Жена благосклонно подала мягкую руку.
— Не забывайте нас.
Внизу Александр Никитич встретил сына нетерпеливым вопросом, — он даже изменился в лице, ожидая:
— Ну, как?
— Чего беспокоишься, папаша? Всё хорошо.
— Как же не беспокоиться, сынок? О таком месте многие мечтают.
Сын не смог утаить снисходительно-презрительной усмешки:
— Что и говорить, мечта возвышенная!..
— Не смейся. Вспомни сперва, где ты вырос, откуда ты пошёл... Расскажи-ка подробно, ладно ли с тобой обращались?
— Чересчур. Место осталось за мной.
Отец сразу же подобрел, сквозь печаль в глазах пробилась радость — бледный лучик солнца сквозь сизый сумрак тучи.
— Ты собираешься с Воскресенским в город... Вот тебе десять рублей, купи чего захочется. Пустяками не прельщайся, зря не трать. А если путное что попадётся...
Есенин был растроган внезапной отцовской добротой и щедростью.
— Спасибо, папаша.
Он со всё возрастающим нетерпением ждал «вечного странника», даже выбегал на улицу — взглянуть, не идёт ли, то и дело вынимал тетрадь со стихами, снова и снова пробегал взглядом по строчкам, хотя они давно отпечатались в мозгу до единой буковки, до запятой — разбуди в глухую полночь, прочтёт без запинки...
11
Воскресенский пришёл, как и обещал, в полдень. Он был шумный и праздничный, но трезвый, опрятный, в расстёгнутой куртке поверх светлой косоворотки. Стёкла очков вспыхивали, от них как бы разбегались по стенам солнечные зайцы.
— Привет вам, господа, и доброго здоровья!
Видно было, что он здесь свой человек; Александр Никитич подозвал его к себе, перегнулся через прилавок.
— Нехорошо я вёл себя вчера, Владимир Евгеньевич. Лишнее вырвалось в сердцах... Извините...
Воскресенский наставительно поднял палец.
— Я досконально изучил движение человеческой души по замысловатым извилинам бытия. И мне ясны порывы души вашей, Александр Никитич. В силу этого ваши вчерашние обличения в адрес моей особы пролетели мимо, как ветер, и вы, прошу вас, не мучьте себя раскаяниями... Сергей Александрович, вы готовы в поход?
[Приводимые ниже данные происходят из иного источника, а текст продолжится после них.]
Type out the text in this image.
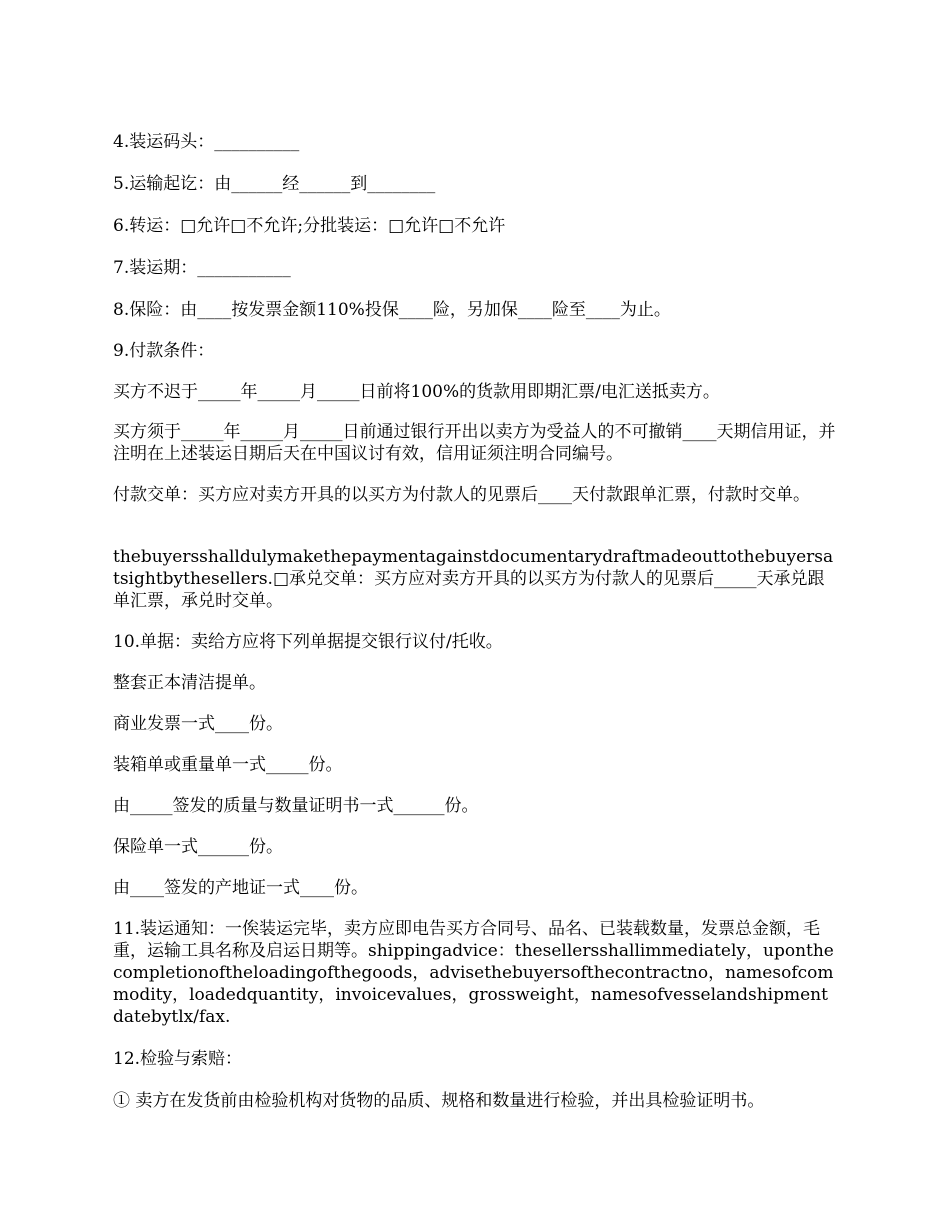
4.装运码头：__________

5.运输起讫：由______经______到________

6.转运：□允许□不允许;分批装运：□允许□不允许

7.装运期：___________

8.保险：由____按发票金额110%投保____险，另加保____险至____为止。

9.付款条件：

买方不迟于_____年_____月_____日前将100%的货款用即期汇票/电汇送抵卖方。

买方须于_____年_____月_____日前通过银行开出以卖方为受益人的不可撤销____天期信用证，并注明在上述装运日期后天在中国议讨有效，信用证须注明合同编号。

付款交单：买方应对卖方开具的以买方为付款人的见票后____天付款跟单汇票，付款时交单。

thebuyersshalldulymakethepaymentagainstdocumentarydraftmadeouttothebuyersatsightbythesellers.□承兑交单：买方应对卖方开具的以买方为付款人的见票后_____天承兑跟单汇票，承兑时交单。

10.单据：卖给方应将下列单据提交银行议付/托收。

整套正本清洁提单。

商业发票一式____份。

装箱单或重量单一式_____份。

由_____签发的质量与数量证明书一式______份。

保险单一式______份。

由____签发的产地证一式____份。

11.装运通知：一俟装运完毕，卖方应即电告买方合同号、品名、已装载数量，发票总金额，毛重，运输工具名称及启运日期等。shippingadvice：thesellersshallimmediately，uponthecompletionoftheloadingofthegoods，advisethebuyersofthecontractno，namesofcommodity，loadedquantity，invoicevalues，grossweight，namesofvesselandshipmentdatebytlx/fax.

12.检验与索赔：

① 卖方在发货前由检验机构对货物的品质、规格和数量进行检验，并出具检验证明书。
— Готов, — ответил Есенин. — Но я всё же прошу вас задержаться на короткое время. — Он вопросительно поглядел на корректора.
Тот понимающе кивнул.
Они отодвинулись к окну, и Есенин подал ему тетрадь. Воскресенский поправил очки, убрал со щеки прядь и углубился в чтение.
Входили и выходили покупатели, слышались голоса продавцов, глухие удары топоров на «стульях». Воскресенский внимательно прочитал все пять стихотворений. Перевернув страницы, прочёл вторично. Помолчал, нахмурив брови, потом бережно спрятал тетрадь в карман куртки и сказал:
— Пошли.
— Не бросайте его, Владимир Евгеньевич, — попросил Александр Никитич. — Ещё заблудится. Город немаленький...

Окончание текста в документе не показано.